I haven't updated much at all in the past year and the summer, again,..has whizzed by. I will definitely admit that I haven't really been my usual self lately in the past months or so...this whole summer really...and maybe even this whole year. Can't pinpoint the reason...but I know myself. I'm just not who I used to be or who I normally am. Maybe I'm just becoming a different person but I definitely know one thing, and it's that I'm not happy with who I am right now. Was super-stressed to the point that I can't sleep at night and I'm not my normal self around people I work with and with friends. Super-agitated and not as happy-go-lucky as I used to be. Maybe I'm just getting older...or maybe I know that there's some things in my life that needs change and was preventing me from being able to be myself. anyways...we'll vent more some other day cuz i could go on and on and on with this and I'd hate to bore you all for the few of you that still log in to xanga to read exciting entries like this. =p

So quick update with me and why this is the first thing that came to mind to fill this in as the title...."Things happen for a reason..."

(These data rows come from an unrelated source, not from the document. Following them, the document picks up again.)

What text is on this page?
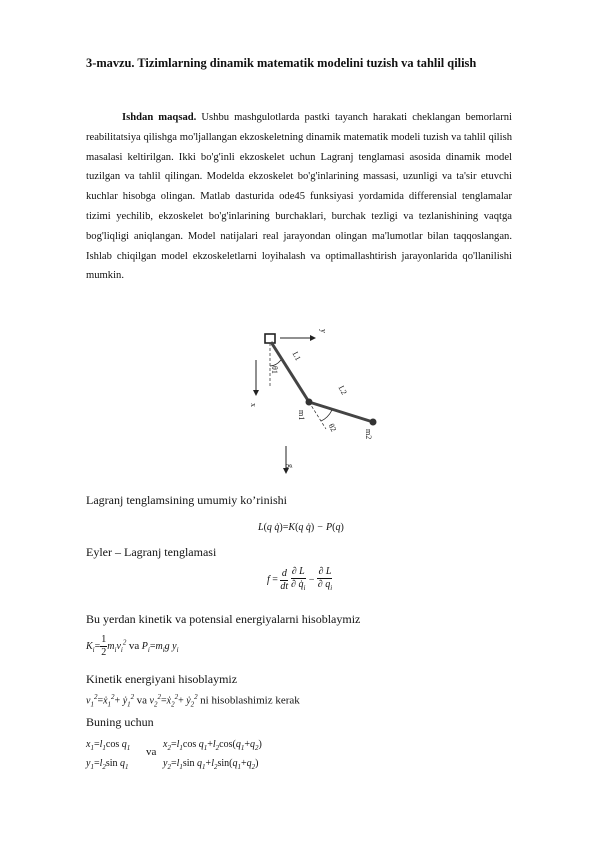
3-mavzu. Tizimlarning dinamik matematik modelini tuzish va tahlil qilish
Ishdan maqsad. Ushbu mashgulotlarda pastki tayanch harakati cheklangan bemorlarni reabilitatsiya qilishga mo'ljallangan ekzoskeletning dinamik matematik modeli tuzish va tahlil qilish masalasi keltirilgan. Ikki bo'g'inli ekzoskelet uchun Lagranj tenglamasi asosida dinamik model tuzilgan va tahlil qilingan. Modelda ekzoskelet bo'g'inlarining massasi, uzunligi va ta'sir etuvchi kuchlar hisobga olingan. Matlab dasturida ode45 funksiyasi yordamida differensial tenglamalar tizimi yechilib, ekzoskelet bo'g'inlarining burchaklari, burchak tezligi va tezlanishining vaqtga bog'liqligi aniqlangan. Model natijalari real jarayondan olingan ma'lumotlar bilan taqqoslangan. Ishlab chiqilgan model ekzoskeletlarni loyihalash va optimallashtirish jarayonlarida qo'llanilishi mumkin.
x
y
θ1
L1
L2
m1
θ2
m2
g
Lagranj tenglamsining umumiy ko’rinishi
L(q q̇)=K(q q̇) − P(q)
Eyler – Lagranj tenglamasi
$f = \frac{d}{dt}$
$\frac{\partial L}{\partial q̇_i} - \frac{\partial L}{\partial q_i}$
Bu yerdan kinetik va potensial energiyalarni hisoblaymiz
$K_i= \frac{1}{2} m_iv_i^2$ va $P_i=m_ig$ $y_i$
Kinetik energiyani hisoblaymiz
$v_1^2=ẋ_1^2+$ ẏ$_1^2$ va $v_2^2=ẋ_2^2+$ ẏ$_2^2$ ni hisoblashimiz kerak
Buning uchun
$x_1=l_1\cos$ $q_1$
$y_1=l_2\sin$ $q_1$
va
$x_2=l_1\cos$ $q_1+l_2\cos(q_1+q_2)$
$y_2=l_1\sin$ $q_1+l_2\sin(q_1+q_2)$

This past Saturday, I had taken the day off from work to head to Central Park for PVD's outdoor concert. It was definitely good times w/ friends. Went to a friend's apt afterwards to chill and danced some more. You all know how much I love dancing and playing with glowsticks. I'm dancing and swinging my arms above my head and all of a sudden, my right arm becomes dislocated. So there you have it folks!! I dislocated my right arm and headed to the emergency room. Was there for a total of 5 looooooong hours. What a nightmare! Excruciating pain and it was truly upsetting.

Last few days was just recovering at home w/ good friends visiting w/ soup and keeping me company. Finally able to use my right hand a bit but it's still in a sling. Should be coming off soon next week. Now I have all this time in the world to update online, and post pictures finally, and do whatever else I can do in my apt. You don't realize how good things are when you can make use of all your limbs. Definitely appreciate being "normal" and physically able. Being partially handicapped definitely put a damper in getting things done on a normal day-to-day basis. Learning to accept help from people is another lesson learned as well. Also, finding out that I have the possibility of my arm dislocating again is a scary thought. This is my 2nd time it has dislocated although the first time it happened was 12 years ago when I was 15. And it was also a weird instance how it popped out. I was playing a card game at a leadership summer camp and slapped my hand down...and it dislocated.

More bad news about this is that I'm currently not insured as well...so I am stressing about the bills...although I think I'll be able to cover it but it's just upsetting that my huge vacation I've been setting money aside has now gone to "my arm fell out" fund. The doctor advised that I get physical therapy for 4-6wks which is another dent in the pocket. I could go without it but it would slow down the healing process and would increase chances of future dislocations. Need to rethink everything. Thank goodness the apt situation is kinda settled. Decided to stay on the island for another year til something else comes up. Which is fine. It's lovely here and peaceful.

It's been an upsetting week although i am thankful for the great friends who have been giving moral support. I don't know when I'll be able to make full use of my arm. Possibly no more crazy extensive dancing and glowsticking like I used to, no more backstrokes when I swim, obviously no more tennis....which I have sorta retired from since college. Just never found a tennis buddy to play with.

Ok...so I'm gonna end this blog soon since it's definitely getting a bit long. So yea...things happen for a reason, right?

Definitely didn't meet a Dr. Dreamy in the ER that's for sure....hahahaha.